At the suggestion fiscal conservatives who want to lower budget caps might be an obstacle to those efforts, Graham offered a fiery rebuke.

“They’re not very conservative, don’t use the word conservative when you’re talking about cutting the military,” Graham, R-S.C., told reporters. “I don’t want to hear one person say they’re conservative if they want to go back to BCA numbers, regarding the military. What they are is extremists who have their heads in the sand and don’t understand the world. If you think the BCA numbers are good for the Department of Defense, you are absolutely a fool.”

Invoking the Islamic State group-inspired attack in San Bernardino, McCain, R-Ariz., warned Democrats off seeking equivalent spending on the non-defense side, should Republicans seek a defense hike.

“Even with an attack on the United States of America, they can’t change,” McCain said of Democrats. “National security is the number one or number two concern of the American people, and it’s going to play out to their deep embarrassment if they block it. It’s absolutely disgraceful. How many Americans have to die?”  

McCain said he planned to coordinate with Thornberry on a response to the president’s budget.

GOP Defense hawks in the House are already lining up to push for more funding, expressing agreement with Thornberry’s assertion that OCO should be raised to reflect current threats.

Ahead of the president’s budget release, the GOP game plan for an OCO fight is not set, according to the chairman of the House defense appropriations subcommittee, Rep. Rodney Frelinghuysen, R-N.J. However, Frelinghuysen said Thornberry has his support.

“We need an account with as much flexibility in it as possible, and that’s something the commander-in-chief will need more of, rather than less,” Frelinghuysen said Thursday. “I won’t go to the numbers, but its a very important part of keeping us safe here at home and allowing us to address what I consider to be the cancer spreading across the Middle East and North Africa, represented by the Islamic State.”

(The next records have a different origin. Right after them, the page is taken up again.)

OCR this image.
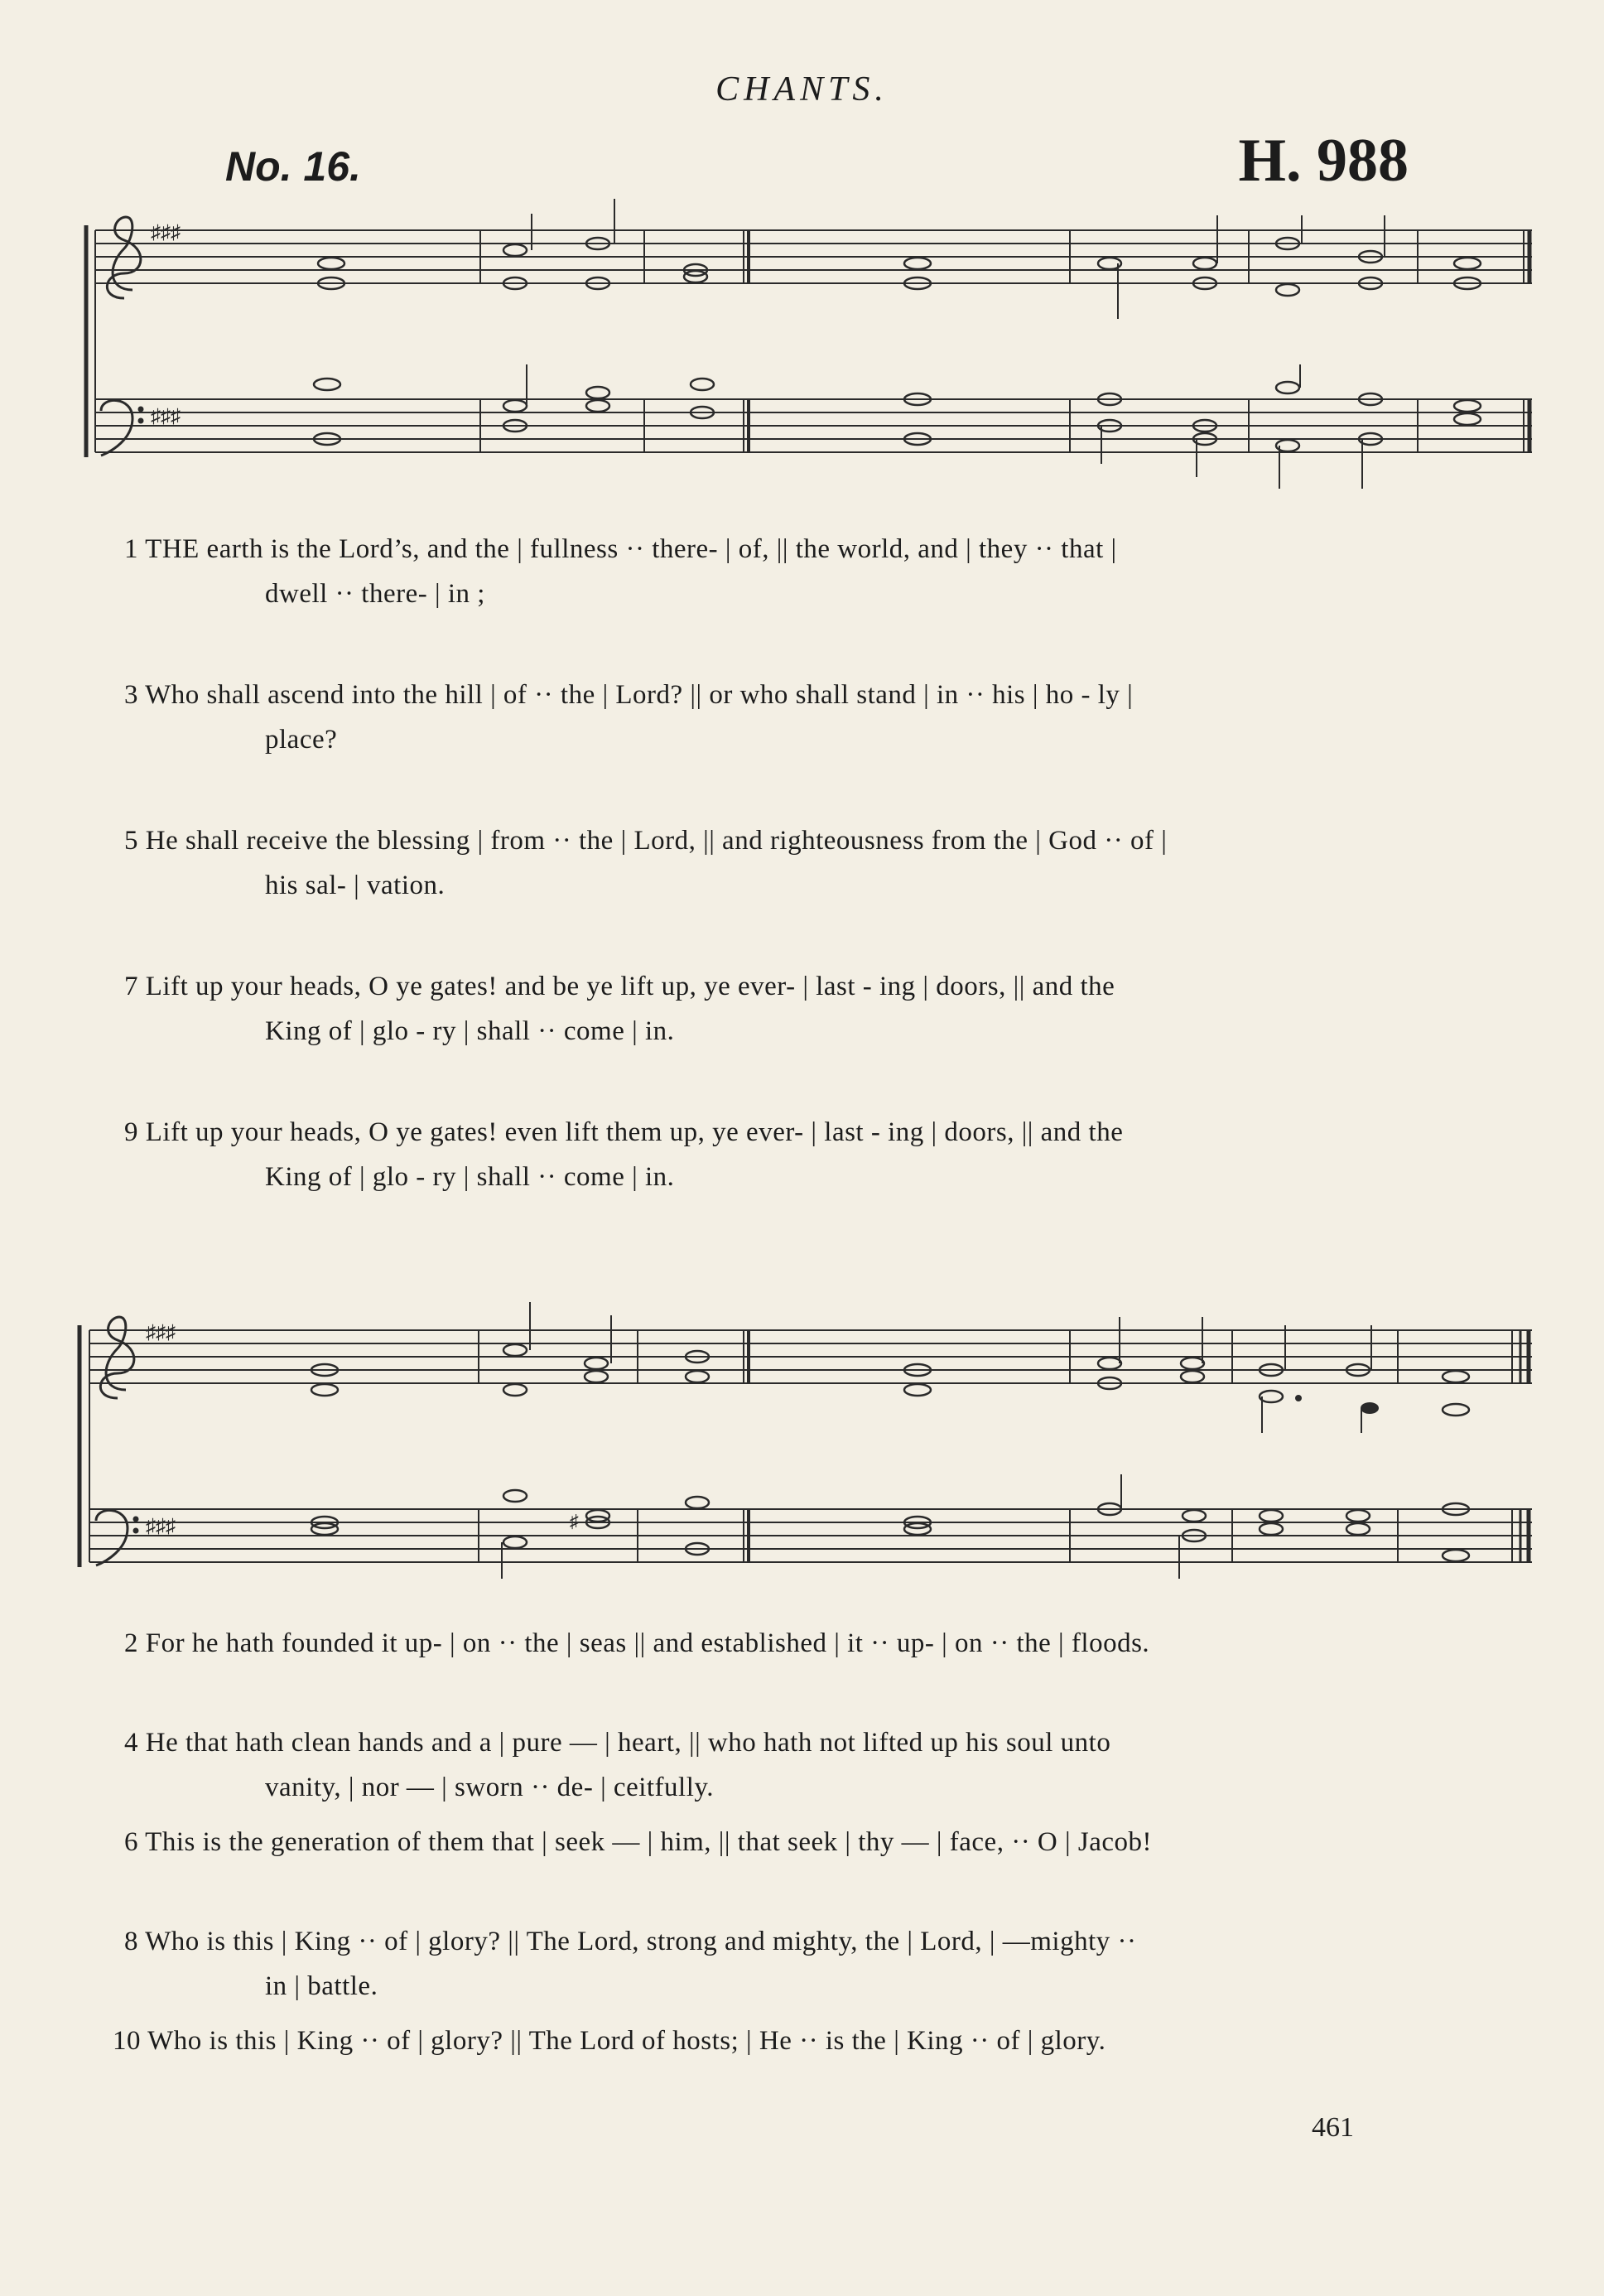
CHANTS.
No. 16.	H. 988
♯♯♯
♯♯♯
1 THE earth is the Lord’s, and the | fullness ·· there- | of, || the world, and | they ·· that |
dwell ·· there- | in ;
3 Who shall ascend into the hill | of ·· the | Lord? || or who shall stand | in ·· his | ho - ly |
place?
5 He shall receive the blessing | from ·· the | Lord, || and righteousness from the | God ·· of |
his sal- | vation.
7 Lift up your heads, O ye gates! and be ye lift up, ye ever- | last - ing | doors, || and the
King of | glo - ry | shall ·· come | in.
9 Lift up your heads, O ye gates! even lift them up, ye ever- | last - ing | doors, || and the
King of | glo - ry | shall ·· come | in.
♯♯♯
♯♯♯	♯
2 For he hath founded it up- | on ·· the | seas || and established | it ·· up- | on ·· the | floods.
4 He that hath clean hands and a | pure — | heart, || who hath not lifted up his soul unto
vanity, | nor — | sworn ·· de- | ceitfully.
6 This is the generation of them that | seek — | him, || that seek | thy — | face, ·· O | Jacob!
8 Who is this | King ·· of | glory? || The Lord, strong and mighty, the | Lord, | —mighty ··
in | battle.
10 Who is this | King ·· of | glory? || The Lord of hosts; | He ·· is the | King ·· of | glory.
461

Assistant Majority Whip Rep. Joe Wilson, who serves as chairman of the HASC’s emerging threats subcommittee, said Thornberry would likely receive Ryan’s blessing and analytical support from House leadership’s budget advisers. 

“I will certainly be backing up the chairman to maintain what the agreement was, and the good news is we have a chairman who fully understood the agreement,” Wilson, R-S.C., said Thursday “We always have to go to the speaker, but key budget advisers of the speaker have indicated that indeed Chairman Thornberry is correct.”

Tactical Air and Land Subcommittee Chairman Mike Turner, who led efforts to plus-up the 2016 defense budget, was already rallying House Republicans to the battle lines on Wednesday, asserting the Obama administration “appears to be breaking from the agreement included in the Bipartisan Budget Act of 2015.” 

“The administration’s disregard for the agreement jeopardizes our national security and deprives our military of the resources necessary to defeat evolving threats,” Turner said in a statement to Defense News. “As the House prepares to consider a budget resolution for fiscal year 2017, members must remain committed to providing a robust national defense and advocate on behalf of our warfighters.”

Aaron Mehta contributed to this report.